Advanced Television

Jupiter-3 a changemaker

April 5, 2024

EchoStar’s Jupiter-3 satellite is a true giant for subsidiary HughesNet. When stowed within the SpaceX Falcon Heavy rocket (on July 28th 2023) it was described as being about the size of a school bus. Within hours of its launch it was successfully receiving and sending signals.

However, today’s picture is not quite so rosy. Despite Hughes gaining approval for its new electronically steered antenna-based terminal (HL1120W) for OneWeb, itself a major coup, Hughes is suffering. It is accepted that Hughes is losing clients, in particular private consumers, to SpaceX’s Starlink.

Built by Maxar Technologies, Jupiter-3, with its massive 10-storey wide solar panels deployed precisely as planned and the 9-tonnes craft capable of handling well over 500 Gb/s, and with speeds of up to 100 Mb/s. Its 300 spot-beams each are capable of handling 500 MHz – there are problems.

Hughes says that Jupiter-3 is a true Ultra High-Density craft, and its main targets are its existing ground-based clients as well as seamlessly boosting connectivity for airline customers throughout the Americas, and through its partnerships covering Europe as well as the Mille East and Africa. It entered full service on January 12th.

But there are questions: Jupiter-3 is fighting its corner and while its capacity is undoubtedly impressive it was ordered back in 2017 – and designed ahead of that date – its construction was badly hit by component and labour delays caused by the Covid pandemic. It should have launched in 2021 which, if nothing else, would have given it a chance to establish itself before SpaceX encroached on its market. The delays were such that Maxar waived $57 million in fees as compensation for Hughes.

The satellite, also known as EchoStar XXIV, doubled HughesNet’s fleet capacity which is much needed from its 95 degrees West orbital position. Its portfolio of clients include telcos and their backhaul capacity and there are plenty of rural businesses and residential users which needed extra bandwidth.

Hamid Akhavan, CEO of parent company EchoStar, said: “This purpose-built satellite is engineered uniquely to meet our customers’ needs and target capacity where it’s needed most, such as the most rural regions of the Americas, so they can stay connected to the applications and services they depend on every day.”

That claim is true, but an examination of quarterly reports from Hughes Network Systems and its Middle East partner Yahsat, and their joint-venture Broadband Connectivity Solutions Ltd (BCS), formed in 2018 is 80 per cent owned by Yahsat and the balance by Hughes/EchoStar, shows problems. Jupiter-3’s coverage of Brazil is in the form of another j-v (HPE), where Hughes is the 80 per cent holder and Yahsat taking the 20 per cent slice.

Yahsat says BCS saw sales rise 6 per cent in 2023 to $25 million although its subscriber count rose just 1 per cent to 22,365 customers. Hughes, meanwhile, in its SEC filing on April 1st took a $33.4 million “impairment charge” on BCS and blaming “increased competition and the economic environment for this business”. Yahsat says only that revenues “may be impaired due to a rapid deterioration in the global macroeconomic environment” and that its Brazilian business continues to face headwinds in the form of increased competition.

HPE’s numbers are not spun out from its other Latino business but Hughes reports that its overall revenues from South and Central America suffered a fall of 9.6 per cent to $159.5 million last year.

Thankfully, Hughes is far from dead.
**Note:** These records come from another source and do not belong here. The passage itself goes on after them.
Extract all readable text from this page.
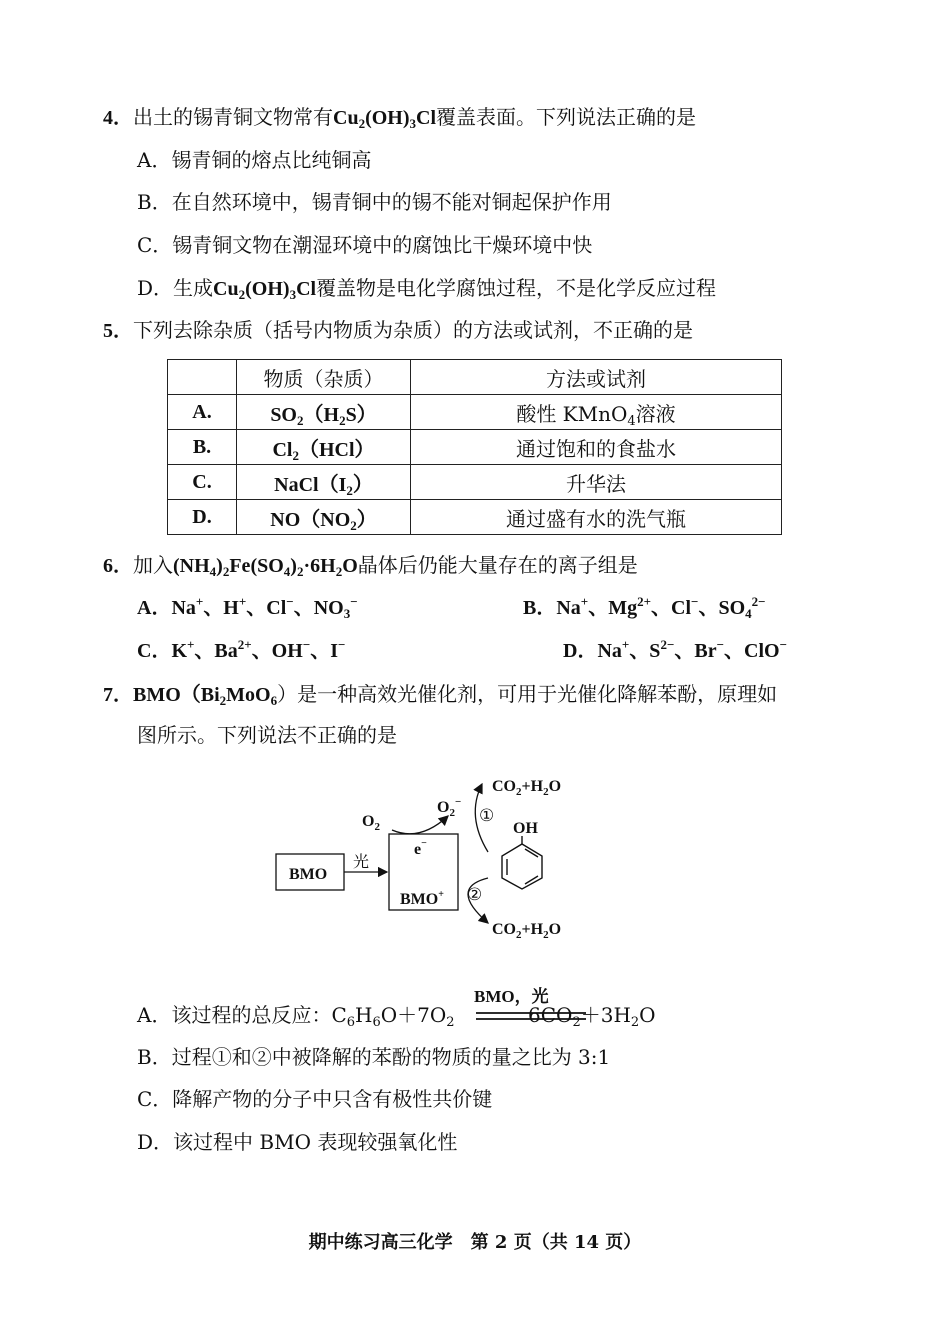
4．出土的锡青铜文物常有$Cu_2(OH)_3Cl$覆盖表面。下列说法正确的是
A．锡青铜的熔点比纯铜高
B．在自然环境中，锡青铜中的锡不能对铜起保护作用
C．锡青铜文物在潮湿环境中的腐蚀比干燥环境中快
D．生成$Cu_2(OH)_3Cl$覆盖物是电化学腐蚀过程，不是化学反应过程
5．下列去除杂质（括号内物质为杂质）的方法或试剂，不正确的是
	物质（杂质）	方法或试剂
A.	$SO_2(H_2S)$	酸性 KMnO$_4$溶液
B.	$Cl_2(HCl)$	通过饱和的食盐水
C.	$NaCl(I_2)$	升华法
D.	$NO(NO_2)$	通过盛有水的洗气瓶
6．加入$(NH_4)_2Fe(SO_4)_2\cdot 6H_2O$晶体后仍能大量存在的离子组是
A．Na+、H+、Cl−、$NO_3^-$	B．Na+、$Mg^{2+}$、Cl−、$SO_4^{2-}$
C．K+、$Ba^{2+}$、OH−、I−	D．Na+、$S^{2-}$、Br−、ClO−
7．$BMO(Bi_2MoO_6)$是一种高效光催化剂，可用于光催化降解苯酚，原理如
图所示。下列说法不正确的是
$CO_2+H_2O$
$O_2^-$
$O_2$
①
OH
e−
BMO
光
②
BMO+
$CO_2+H_2O$
BMO，光
A．该过程的总反应：$C_6H_6O+7O_2$	$6CO_2+3H_2O$
B．过程①和②中被降解的苯酚的物质的量之比为 3:1
C．降解产物的分子中只含有极性共价键
D．该过程中 BMO 表现较强氧化性
期中练习高三化学　第 2 页（共 14 页）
It has a valuable business backlog ($1.97 billion as at December 31st 2023) and up 30 per cent y-o-y and has a handful of US government orders in hand which will help. It is also counting on the availability of Jupiter-3 to not only boost those numbers but to expand into other services.

However, Hughes core broadband subscriber numbers continue to fall. The subscriber numbers stood at 1.56 million in December 2022. On November 6th 2023 EchoStar said that Hughes had 1.06 million broadband subscribers. On March 1st, EchoStar COO Paul Gaske said that Hughes had lost 224,000 subscribers since 2022 and now had “approximately” 1 million subscribers.

Hughes must hope that its new agreement with OneWeb will help improve that picture.